Baccalà crostini


Ingredients

1 lb salt cod (baccalà)

80 ml (⅓ cup) milk

80 ml (⅓ cup) 35% cream

1 garlic clove

1 fresh bay leaf

180 ml (¾ cup) olive oil

Salt and freshly ground black pepper, to taste

1 baguette bread, sliced diagonally into ¼-inch pieces

45 ml (3 tbsp) Italian parsley, chopped

45 ml (3 tbsp) lemon zest

Preparation

Soak the salt cod in water and refrigerate for 48 to 72 hours. The water should be changed every 12 hours.

Drain the cod and place in a large pot of water. Bring to a boil and then, reduce the heat and simmer for 10 minutes or until cooked through. Once cooked, remove the cod from the water and let cool.

Shred the cod by hand and set aside.

Combine the milk, cream, garlic, and bay leaf in a pot. Bring to a simmer and then remove from the heat. Discard the bay leaf. Cover the pot and set aside.

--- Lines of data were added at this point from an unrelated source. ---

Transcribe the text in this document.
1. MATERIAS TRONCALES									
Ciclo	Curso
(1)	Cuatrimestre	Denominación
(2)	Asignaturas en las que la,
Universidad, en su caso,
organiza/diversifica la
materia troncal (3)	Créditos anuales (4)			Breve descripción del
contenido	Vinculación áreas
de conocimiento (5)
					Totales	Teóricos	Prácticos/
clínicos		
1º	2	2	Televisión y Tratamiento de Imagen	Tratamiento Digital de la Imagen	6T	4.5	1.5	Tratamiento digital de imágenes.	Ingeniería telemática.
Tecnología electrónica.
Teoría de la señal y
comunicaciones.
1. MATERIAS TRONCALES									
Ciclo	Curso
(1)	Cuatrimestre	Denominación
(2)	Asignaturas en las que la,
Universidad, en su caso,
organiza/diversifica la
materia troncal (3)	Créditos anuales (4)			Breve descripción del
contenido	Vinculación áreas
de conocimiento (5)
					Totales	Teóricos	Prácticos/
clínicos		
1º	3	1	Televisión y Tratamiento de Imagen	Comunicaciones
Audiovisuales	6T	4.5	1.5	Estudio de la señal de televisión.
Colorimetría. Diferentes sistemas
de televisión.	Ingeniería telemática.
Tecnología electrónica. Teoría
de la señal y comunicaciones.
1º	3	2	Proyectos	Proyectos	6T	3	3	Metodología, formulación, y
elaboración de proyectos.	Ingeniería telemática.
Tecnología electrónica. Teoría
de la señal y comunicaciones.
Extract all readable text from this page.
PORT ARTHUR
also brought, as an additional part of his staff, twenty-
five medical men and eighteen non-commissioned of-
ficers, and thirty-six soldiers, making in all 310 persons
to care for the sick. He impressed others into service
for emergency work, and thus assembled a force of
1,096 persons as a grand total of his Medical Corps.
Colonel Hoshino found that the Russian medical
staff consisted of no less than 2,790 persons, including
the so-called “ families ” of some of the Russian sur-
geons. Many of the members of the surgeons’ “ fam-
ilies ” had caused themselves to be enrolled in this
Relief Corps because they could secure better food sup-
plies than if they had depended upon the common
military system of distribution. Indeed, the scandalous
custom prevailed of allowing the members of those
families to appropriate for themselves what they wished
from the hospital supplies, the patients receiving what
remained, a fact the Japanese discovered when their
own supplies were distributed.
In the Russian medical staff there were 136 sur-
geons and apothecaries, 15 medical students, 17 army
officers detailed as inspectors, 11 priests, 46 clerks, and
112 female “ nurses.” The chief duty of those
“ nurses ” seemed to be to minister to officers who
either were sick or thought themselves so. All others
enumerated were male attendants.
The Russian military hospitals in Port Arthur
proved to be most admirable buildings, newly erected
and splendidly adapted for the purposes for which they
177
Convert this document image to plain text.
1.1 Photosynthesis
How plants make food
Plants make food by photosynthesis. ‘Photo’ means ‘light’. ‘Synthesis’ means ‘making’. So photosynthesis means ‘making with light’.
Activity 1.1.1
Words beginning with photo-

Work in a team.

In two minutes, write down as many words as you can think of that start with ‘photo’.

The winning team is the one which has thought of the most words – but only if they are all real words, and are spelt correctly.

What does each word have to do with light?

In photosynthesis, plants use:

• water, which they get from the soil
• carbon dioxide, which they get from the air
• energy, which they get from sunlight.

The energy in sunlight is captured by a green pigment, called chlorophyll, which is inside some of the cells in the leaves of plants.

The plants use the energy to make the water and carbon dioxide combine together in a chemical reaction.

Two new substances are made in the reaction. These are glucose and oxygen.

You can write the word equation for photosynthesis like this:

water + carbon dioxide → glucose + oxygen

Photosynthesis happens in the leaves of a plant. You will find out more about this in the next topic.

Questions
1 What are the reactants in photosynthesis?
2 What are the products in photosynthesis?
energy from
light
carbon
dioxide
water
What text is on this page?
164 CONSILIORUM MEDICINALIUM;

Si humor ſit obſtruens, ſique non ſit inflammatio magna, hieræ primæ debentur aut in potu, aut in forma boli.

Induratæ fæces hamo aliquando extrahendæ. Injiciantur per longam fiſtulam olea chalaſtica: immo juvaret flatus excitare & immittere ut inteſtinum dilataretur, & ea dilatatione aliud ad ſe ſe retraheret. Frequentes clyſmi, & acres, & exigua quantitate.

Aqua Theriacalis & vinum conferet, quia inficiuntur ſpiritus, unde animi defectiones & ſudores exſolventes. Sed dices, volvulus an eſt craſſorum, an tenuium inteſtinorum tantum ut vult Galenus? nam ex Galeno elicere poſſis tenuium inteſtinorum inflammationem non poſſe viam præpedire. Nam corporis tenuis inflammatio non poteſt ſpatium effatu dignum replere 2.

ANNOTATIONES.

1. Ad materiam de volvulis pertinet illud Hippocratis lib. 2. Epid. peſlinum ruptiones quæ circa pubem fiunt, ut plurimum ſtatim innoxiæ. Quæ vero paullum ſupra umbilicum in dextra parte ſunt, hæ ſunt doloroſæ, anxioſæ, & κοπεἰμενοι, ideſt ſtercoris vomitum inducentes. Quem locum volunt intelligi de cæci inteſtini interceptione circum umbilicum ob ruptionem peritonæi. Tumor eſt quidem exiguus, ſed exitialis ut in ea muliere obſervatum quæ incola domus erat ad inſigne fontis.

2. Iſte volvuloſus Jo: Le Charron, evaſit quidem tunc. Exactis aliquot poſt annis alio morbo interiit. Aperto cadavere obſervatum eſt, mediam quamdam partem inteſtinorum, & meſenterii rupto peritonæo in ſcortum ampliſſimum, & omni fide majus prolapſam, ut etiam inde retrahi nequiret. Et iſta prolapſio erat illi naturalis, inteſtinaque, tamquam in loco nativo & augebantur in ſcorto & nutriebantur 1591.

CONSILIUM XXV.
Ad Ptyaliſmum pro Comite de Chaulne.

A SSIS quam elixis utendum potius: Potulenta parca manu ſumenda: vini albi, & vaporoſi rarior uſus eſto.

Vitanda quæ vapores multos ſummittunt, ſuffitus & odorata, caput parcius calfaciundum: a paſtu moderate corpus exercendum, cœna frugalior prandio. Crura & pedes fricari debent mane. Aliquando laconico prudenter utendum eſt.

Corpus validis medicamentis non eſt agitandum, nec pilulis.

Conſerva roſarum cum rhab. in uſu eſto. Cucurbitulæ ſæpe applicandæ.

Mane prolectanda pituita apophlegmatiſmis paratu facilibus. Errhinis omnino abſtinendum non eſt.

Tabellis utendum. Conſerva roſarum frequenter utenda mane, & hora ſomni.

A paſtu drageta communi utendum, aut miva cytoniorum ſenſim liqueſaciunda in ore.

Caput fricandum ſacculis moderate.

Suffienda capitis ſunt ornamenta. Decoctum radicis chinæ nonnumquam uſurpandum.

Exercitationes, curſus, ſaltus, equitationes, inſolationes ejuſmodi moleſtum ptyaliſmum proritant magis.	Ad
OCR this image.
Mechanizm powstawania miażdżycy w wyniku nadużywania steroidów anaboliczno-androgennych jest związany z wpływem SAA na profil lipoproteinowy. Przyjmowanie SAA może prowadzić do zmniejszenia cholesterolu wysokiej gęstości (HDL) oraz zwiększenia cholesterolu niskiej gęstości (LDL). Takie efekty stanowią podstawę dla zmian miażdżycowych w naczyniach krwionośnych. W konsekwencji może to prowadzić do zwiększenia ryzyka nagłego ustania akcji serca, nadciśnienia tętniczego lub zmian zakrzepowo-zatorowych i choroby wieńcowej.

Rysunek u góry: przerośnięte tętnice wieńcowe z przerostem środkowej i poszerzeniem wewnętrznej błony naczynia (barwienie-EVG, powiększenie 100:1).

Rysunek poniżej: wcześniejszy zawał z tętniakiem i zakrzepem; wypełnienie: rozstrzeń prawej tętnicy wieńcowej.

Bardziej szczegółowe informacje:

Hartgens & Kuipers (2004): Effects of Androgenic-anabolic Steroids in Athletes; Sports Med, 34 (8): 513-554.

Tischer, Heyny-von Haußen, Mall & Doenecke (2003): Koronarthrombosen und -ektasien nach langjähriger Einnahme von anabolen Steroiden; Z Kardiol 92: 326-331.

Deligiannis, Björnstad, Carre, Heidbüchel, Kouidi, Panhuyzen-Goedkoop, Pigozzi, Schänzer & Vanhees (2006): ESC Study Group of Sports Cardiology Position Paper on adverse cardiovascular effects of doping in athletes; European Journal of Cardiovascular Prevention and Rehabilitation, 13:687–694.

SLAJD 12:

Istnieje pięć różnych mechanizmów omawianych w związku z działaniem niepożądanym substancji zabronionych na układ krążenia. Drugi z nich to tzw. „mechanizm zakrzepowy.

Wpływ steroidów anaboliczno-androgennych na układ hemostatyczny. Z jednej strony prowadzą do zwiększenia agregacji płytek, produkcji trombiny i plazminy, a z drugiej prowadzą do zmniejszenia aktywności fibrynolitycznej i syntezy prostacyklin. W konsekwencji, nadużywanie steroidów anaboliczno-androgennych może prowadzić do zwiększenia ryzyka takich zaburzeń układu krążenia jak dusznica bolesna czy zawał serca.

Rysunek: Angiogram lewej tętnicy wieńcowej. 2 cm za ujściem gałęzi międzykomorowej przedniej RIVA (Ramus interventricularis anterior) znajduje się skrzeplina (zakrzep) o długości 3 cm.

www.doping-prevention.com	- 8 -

In a food processor, add the cod. Alternating the milk mixture and the oil, process while slowly incorporating the liquids. Scrape down the sides of the bowl during the process. The mixture should be smooth and spreadable. Season with salt and black pepper, to taste.

Preheat the oven to 350 °F.

Lightly brush each side of the crostini pieces with olive oil. Place in a single layer on a parchment-lined baking sheet. Bake for 10 to 12 minutes. The bread should be golden brown.

Spread the cod mixture on each crostini. Top with the parsley and lemon zest. Serve.